Lügen, betrügen, stehlen

■ Ein Kinderbuch der etwas anderen Art: Claudia Harts „Machiavelli für Kids“

Kinderbücher können geistige Wanderschaften, Verzückung und lebenslange Alpträume auslösen. Je weiter zurück ihre Entstehung liegt, umso häufiger finden sich Brutalität, Verängstigung und Strafe in ihnen. Aber die Ikonen des Kinderbuchs sind immer noch Struwwelpeter, Max und Moritz und Alice im Wunderland, allesamt Erzeugnisse von unbeschreiblicher Grausamkeit und subtiler Angsterzeugung.

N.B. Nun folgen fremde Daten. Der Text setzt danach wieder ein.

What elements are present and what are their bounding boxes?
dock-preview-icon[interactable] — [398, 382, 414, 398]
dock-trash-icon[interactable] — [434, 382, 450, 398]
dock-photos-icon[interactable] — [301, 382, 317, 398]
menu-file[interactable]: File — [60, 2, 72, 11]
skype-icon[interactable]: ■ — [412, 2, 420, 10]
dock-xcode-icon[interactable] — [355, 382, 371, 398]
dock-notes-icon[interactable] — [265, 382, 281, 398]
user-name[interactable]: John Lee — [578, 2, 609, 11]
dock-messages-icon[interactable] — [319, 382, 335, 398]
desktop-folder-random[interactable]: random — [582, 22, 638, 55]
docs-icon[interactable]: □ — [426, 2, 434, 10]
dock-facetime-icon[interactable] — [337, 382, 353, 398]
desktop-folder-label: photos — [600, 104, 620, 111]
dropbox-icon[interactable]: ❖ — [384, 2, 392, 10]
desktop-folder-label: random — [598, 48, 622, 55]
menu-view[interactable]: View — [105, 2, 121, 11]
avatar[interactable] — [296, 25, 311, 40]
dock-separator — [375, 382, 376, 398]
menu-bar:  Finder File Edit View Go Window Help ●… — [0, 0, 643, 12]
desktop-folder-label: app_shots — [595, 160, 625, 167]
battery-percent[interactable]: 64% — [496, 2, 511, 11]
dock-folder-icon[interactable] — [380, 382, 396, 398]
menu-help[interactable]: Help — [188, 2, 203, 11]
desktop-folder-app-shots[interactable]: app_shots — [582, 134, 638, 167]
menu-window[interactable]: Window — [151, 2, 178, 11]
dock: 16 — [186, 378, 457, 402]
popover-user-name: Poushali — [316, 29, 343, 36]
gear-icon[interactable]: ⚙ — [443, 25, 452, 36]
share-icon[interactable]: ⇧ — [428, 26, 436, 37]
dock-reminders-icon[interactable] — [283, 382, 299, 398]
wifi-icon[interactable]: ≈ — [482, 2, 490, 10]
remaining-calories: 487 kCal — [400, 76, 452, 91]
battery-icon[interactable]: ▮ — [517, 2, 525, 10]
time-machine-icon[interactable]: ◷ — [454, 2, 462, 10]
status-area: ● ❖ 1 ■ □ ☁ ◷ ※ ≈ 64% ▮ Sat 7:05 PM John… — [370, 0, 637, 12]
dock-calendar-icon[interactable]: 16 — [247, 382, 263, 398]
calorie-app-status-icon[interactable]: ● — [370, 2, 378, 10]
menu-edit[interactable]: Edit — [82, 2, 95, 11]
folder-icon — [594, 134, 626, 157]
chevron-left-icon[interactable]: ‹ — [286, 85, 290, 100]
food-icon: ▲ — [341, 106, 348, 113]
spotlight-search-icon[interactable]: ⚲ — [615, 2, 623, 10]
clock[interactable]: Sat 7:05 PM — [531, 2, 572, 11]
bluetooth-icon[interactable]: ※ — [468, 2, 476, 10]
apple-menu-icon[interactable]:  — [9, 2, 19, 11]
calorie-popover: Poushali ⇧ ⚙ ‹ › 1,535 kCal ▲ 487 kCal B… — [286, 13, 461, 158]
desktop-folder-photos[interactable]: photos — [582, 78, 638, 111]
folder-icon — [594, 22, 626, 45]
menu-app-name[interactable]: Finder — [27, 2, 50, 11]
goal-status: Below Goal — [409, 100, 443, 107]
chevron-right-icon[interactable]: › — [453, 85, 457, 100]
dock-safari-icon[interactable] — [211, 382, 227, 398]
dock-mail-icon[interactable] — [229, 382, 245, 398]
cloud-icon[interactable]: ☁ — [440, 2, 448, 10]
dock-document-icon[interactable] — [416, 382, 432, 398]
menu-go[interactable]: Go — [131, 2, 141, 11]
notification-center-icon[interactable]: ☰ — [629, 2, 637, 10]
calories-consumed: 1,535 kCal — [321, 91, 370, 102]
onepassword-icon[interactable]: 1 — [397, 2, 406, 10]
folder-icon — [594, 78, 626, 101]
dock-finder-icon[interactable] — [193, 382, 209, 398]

Andererseits hat die pädagogische Verdammung dieser Lektüre in den letzten Jahrzehnten auch schon wieder zu einer widerborstigen Haltung bei Künstlerinnen wie Claudia Hart geführt, die die politische Korrektheit „lieber“ Kinderbücher mit ihrem Machiavelli für Kids in amüsant ambivalenter Weise aufs Korn nimmt. Denn einerseits ist ihre Kombination von weltbekannten Kinderbuchzeichnungen und den Machterhaltungssätzen aus Machiavellis Der Fürst durchaus eine Überspitzung der perfiden wilhelminischen Erziehungsmoral. Gleichzeitig haben die so entstehenden fiesen Lehrsätze für Kinder auch etwas derartig befreiend Bitterböses, daß man sie als Querfeuer gegen Janosch und Konsorten mit großer Genugtuung liest – zumindest als Erwachsener.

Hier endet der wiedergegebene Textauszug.